Folk tale
- Name: The Four Skillful Brothers
- Also known as: Die vier kunstreichen Brüder
- Aarne–Thompson grouping: ATU 653
- Country: Germany
- Published in: Grimm's Fairy Tales

= The Four Skillful Brothers =

German fairy tale

"The Four Skillful Brothers" (German: Die vier kunstreichen Brüder) is a German fairy tale collected by the Brothers Grimm (KHM 129). It is Aarne-Thompson type 653.

==Origin==
The Brothers Grimm published this tale in the second edition of Kinder- und Hausmärchen in 1819. Their source was Family von Haxthausen.

==Synopsis==
A poor old father sent his sons out to learn trades. Each one met a man and was persuaded to learn the trade of the man whom he had met. In this manner, the oldest son became a thief, the second an astronomer, the third a huntsman, the fourth a tailor. When they returned, their father put them to the test. He asked his second son how many eggs there were in a nest, high on the tree, and the second son used his telescope to tell him five. Next, the eldest son climbed the tree and stole the eggs without the birds even being aware, and the third son shot all five eggs with one shot. The fourth son sewed both the shattered eggs and the chicks inside them back together, so that when the eldest put the eggs back in the nest, again without the mother bird noticing, they hatched with the only sign being some red thread about their necks.

Not long after, the king's daughter was kidnapped by a dragon. The brothers set out to rescue her. The astronomer used his telescope to find her, and asked for a ship to reach where she was held captive. The huntsman at first did not dare shoot the dragon, for fear of harming the princess as well. The thief instead stole her away, and they all set out to return to the king. The dragon followed, and this time the huntsman killed him - but when the dragon fell into the ocean, the resulting wave swamped the boat and smashed it to pieces. Finally, the tailor saved them all by sewing the boat back together.

The king did not know which man to give his daughter to, because each one had played an essential part in the rescue. He instead gave them a quarter of the kingdom each, and they agreed that that was better than their quarreling.

==Analysis==
===Distribution===
On a more global scale, Daniel J. Crowley, comparing tale indexes of Indonesia, Africa, Madagascar, British Islands, France, Spain and the Muslim Near East, concluded that the tale type appears "among the most popular and widespread tales on earth".

According to Jack Zipes, the tale type is popular in both Europe (particularly in Italy) and in the Orient.

===Origins===
Folklorist Stith Thompson proposed that the Indian literary work Ocean of Story held "the probable original" of the European folktale.

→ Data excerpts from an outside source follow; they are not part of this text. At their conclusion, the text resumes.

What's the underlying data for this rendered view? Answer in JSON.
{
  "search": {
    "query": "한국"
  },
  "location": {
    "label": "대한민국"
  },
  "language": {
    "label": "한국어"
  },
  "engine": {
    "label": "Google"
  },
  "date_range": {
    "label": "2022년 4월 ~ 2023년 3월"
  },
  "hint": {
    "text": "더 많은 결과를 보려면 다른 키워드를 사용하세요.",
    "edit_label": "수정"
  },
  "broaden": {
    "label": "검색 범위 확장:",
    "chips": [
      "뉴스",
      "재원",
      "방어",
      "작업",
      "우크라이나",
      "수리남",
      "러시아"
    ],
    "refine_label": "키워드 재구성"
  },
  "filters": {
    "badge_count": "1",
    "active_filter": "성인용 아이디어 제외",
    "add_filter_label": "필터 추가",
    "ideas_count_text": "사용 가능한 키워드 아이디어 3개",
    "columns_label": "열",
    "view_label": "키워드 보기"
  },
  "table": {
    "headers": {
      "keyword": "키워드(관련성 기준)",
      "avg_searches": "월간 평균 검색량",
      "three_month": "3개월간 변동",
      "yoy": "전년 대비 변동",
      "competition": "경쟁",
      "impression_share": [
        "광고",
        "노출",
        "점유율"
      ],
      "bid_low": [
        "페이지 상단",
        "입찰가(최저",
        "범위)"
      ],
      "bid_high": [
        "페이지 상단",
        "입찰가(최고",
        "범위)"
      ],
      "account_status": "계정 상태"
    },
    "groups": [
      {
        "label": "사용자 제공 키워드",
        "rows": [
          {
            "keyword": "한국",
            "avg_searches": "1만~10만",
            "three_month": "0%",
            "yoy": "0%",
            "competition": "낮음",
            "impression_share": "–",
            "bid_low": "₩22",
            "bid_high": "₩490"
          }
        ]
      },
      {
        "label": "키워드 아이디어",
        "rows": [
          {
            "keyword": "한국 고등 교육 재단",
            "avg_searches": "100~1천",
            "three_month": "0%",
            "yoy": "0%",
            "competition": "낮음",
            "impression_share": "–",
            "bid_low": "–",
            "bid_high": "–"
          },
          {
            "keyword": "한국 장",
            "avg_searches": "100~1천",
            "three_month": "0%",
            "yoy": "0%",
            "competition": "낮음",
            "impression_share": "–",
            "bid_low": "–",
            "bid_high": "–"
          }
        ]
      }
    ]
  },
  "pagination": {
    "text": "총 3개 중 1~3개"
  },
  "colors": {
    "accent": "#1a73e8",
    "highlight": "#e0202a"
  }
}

A Hindu collection known as the Vetalapanchauinsati (“Twenty-five Tales of a Demon”) has a story in which three young men with extraordinary powers compete to marry a princess.

===Variants===
The oldest European version appears in the medieval collection of short stories Novellino.

French author and conteuse Henriette-Julie de Murat wrote a literary version of the tale type, named Le Père et ses quatre fils ("The Father and His Four Sons").

A Czech (Moravian) variant, The Four Brothers, was translated by A. H. Wratislaw. Wratislaw himself wrote that the Czech tale "[bore] an advantageous comparison with Grimm’s tale of the ‘Four Accomplished Brothers".

Yolando Pino-Saavedra included a variant, "The Five Brothers," in Folktales of Chile.

Italian author Giambattista Basile wrote a literary version, The Five Sons.

==In popular culture==
- The Four Skillful Brothers was featured in Grimm's Fairy Tale Classics. In this version, the oldest brother is named Franz, the second oldest brother is named Wilhelm, the third oldest brother is named George, and the youngest brother is named Peter.
- A Hungarian variant of the tale was adapted into an episode of the Hungarian television series Magyar népmesék ("Hungarian Folk Tales") (hu), with the title A csillagász, a lopó, a vadász meg a szabó ("The Astronomer, the Thief, the Huntsman and the Tailor").
- The English Fairy Tales channel on YouTube did an adaptation.
- Felix Hoffman adapted the story into a book, The Four Clever Brothers.